Quoi qu’il en soit, c’est l’augmentation du nombre de ces groupes et la diversité de leurs activités qui surprend. Dans notre seule commune, à la périphérie de Hambourg, je connais huit Greenteams ainsi que plusieurs groupes écologiques et équipes de travail. D’après les magazines spécialisés, de tels groupes existent un peu partout dans tout le pays. Il semble que la jeunesse soit en train de devenir très consciente de l’environnement.

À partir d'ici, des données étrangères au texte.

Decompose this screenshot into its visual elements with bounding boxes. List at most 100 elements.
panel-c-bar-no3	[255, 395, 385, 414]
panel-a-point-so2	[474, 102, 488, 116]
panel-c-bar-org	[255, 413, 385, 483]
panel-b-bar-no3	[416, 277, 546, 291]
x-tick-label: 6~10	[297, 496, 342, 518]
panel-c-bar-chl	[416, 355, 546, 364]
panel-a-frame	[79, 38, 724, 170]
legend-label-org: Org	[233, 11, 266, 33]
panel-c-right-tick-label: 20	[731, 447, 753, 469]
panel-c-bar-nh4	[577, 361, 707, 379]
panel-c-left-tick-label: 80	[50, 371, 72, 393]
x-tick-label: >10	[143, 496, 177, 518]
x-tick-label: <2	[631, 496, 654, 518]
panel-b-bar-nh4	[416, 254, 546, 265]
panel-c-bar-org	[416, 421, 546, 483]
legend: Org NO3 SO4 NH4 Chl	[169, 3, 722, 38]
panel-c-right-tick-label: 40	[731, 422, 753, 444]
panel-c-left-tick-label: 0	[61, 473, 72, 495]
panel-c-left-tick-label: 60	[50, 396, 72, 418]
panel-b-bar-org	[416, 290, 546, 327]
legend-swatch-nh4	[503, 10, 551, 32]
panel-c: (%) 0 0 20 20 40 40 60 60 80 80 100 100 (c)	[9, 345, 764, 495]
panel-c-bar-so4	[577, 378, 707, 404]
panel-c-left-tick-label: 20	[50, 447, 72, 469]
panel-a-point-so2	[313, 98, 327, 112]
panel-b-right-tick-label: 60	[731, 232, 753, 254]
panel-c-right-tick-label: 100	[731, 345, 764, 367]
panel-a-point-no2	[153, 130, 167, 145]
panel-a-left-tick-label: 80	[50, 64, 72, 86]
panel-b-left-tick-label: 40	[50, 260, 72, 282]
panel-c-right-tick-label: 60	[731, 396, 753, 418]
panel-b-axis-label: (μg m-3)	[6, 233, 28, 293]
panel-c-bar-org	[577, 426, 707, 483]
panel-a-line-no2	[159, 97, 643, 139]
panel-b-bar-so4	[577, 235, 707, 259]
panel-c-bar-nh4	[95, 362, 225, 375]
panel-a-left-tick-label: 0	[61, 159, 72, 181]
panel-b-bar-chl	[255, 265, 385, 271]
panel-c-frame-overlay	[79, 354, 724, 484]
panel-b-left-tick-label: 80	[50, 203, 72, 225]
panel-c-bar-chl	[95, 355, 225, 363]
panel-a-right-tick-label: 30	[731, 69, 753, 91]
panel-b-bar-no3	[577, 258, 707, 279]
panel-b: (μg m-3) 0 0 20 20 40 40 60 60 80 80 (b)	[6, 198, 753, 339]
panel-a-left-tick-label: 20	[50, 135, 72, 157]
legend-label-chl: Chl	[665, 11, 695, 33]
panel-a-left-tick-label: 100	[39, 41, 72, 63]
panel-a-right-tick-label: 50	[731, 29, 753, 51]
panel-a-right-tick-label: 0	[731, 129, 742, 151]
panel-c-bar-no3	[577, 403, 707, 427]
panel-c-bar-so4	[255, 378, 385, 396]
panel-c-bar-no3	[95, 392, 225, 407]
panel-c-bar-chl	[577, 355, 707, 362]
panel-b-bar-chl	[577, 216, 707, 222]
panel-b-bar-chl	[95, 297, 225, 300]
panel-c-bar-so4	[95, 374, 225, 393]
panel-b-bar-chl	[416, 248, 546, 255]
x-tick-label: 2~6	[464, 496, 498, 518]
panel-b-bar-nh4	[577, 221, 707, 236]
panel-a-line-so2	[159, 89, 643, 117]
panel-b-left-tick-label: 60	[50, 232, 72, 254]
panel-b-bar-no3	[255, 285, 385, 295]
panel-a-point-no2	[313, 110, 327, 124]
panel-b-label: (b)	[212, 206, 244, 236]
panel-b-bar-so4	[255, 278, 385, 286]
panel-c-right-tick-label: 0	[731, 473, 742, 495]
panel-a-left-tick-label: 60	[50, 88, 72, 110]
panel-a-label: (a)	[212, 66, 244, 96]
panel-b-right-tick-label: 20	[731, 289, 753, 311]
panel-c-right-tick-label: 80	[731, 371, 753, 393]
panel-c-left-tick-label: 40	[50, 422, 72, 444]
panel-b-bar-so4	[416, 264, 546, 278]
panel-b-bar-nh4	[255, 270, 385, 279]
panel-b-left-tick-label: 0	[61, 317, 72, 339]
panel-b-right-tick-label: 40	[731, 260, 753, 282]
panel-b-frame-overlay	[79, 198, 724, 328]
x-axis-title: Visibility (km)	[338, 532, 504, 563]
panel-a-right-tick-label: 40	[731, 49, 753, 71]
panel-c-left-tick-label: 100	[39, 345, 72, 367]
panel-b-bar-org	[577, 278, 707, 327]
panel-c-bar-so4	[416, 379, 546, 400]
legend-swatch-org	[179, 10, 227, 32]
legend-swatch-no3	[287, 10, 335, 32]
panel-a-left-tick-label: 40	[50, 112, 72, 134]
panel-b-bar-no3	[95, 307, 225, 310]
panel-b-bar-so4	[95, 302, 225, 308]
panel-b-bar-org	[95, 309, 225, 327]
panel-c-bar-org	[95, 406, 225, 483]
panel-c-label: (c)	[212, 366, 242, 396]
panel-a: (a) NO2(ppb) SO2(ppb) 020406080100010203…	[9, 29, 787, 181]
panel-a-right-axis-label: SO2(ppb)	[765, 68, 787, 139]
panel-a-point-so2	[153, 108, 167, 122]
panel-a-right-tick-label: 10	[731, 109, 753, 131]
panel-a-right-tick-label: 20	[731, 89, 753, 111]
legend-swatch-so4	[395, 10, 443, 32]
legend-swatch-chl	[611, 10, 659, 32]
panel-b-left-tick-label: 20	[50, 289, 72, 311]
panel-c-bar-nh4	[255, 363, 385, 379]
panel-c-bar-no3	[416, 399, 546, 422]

Voici une liste des activités dont j’ai eu connaissance, la plupart se déroulant dans la région de Hambourg :

lutte contre la cruauté envers les animaux

les Amis des animaux s’adresse aux fabricants de cosmétiques afin qu’ils cessent d’utiliser les animaux pour expérimenter leurs shampooings,
la Société de la jeunesse allemande pour la prévention de la cruauté envers les animaux proteste contre la chasse dans les zones marécageuses,
à Brême, des campagnes sont menées contre les pièges à dauphins,
des manifestations sont organisées devant une ferme d’élevage intensif ;

lutte contre le gaspillage

manifestations à la Porte de Brandebourg à Berlin,
un groupe de Hambourg envoie tant de courriers à un fournisseur de papier, que celui-ci finit par accepter de stocker du papier recyclé,
manifestations à Mullhorst pour des « fleuristes sans aluminium »,
des enfants de Hambourg rapportent 6kg de dépliants publicitaires au Hamburger Abendblatt, le journal local,
un groupe écrit une lettre à un fabricant de chocolats : « Pourquoi faut-il que les chocolats en boite soient emballés individuellement ? »,
un groupe fait campagne contre l’utilisation massive de papier cadeau pour les fêtes de Noël ;

lutte contre la pollution de l’eau

campagne sur l’Alster à Hambourg sur un canot pneumatique afin d’attirer l’attention sur la pollution de cette rivière
un groupe interroge des habitants vivant au bord d’une rivière totalement polluée, leur demandant ce qu’ils pensent de la mousse et du carburant qui flottent sur l’eau et du déversement des égouts
un Greenteam fait des analyses sur les rives d’un cours d’eau local
des enfants dressent des barricades pour interrompre le transport des eaux usées vers une usine d’épuration ;

lutte contre la pollution de l’air

deux groupes manifestent à la foire de Leipzig pour la réduction du nombre des voitures,
de jeunes journalistes de Greenpeace interviewent simultanément des jeunes et des politiciens responsables des affaires économiques ;

la Terre

un groupe fait campagne pour la création d’un Parc mondial dans l’Antarctique,
dans une petite ville, un groupe manifeste contre les bancs des parcs publics, fabriqués en bois durs tropicaux.

Allemagne Auteur : Heide Diercks, institutrice dans une grande école primaire de Hambourg, en Allemagne.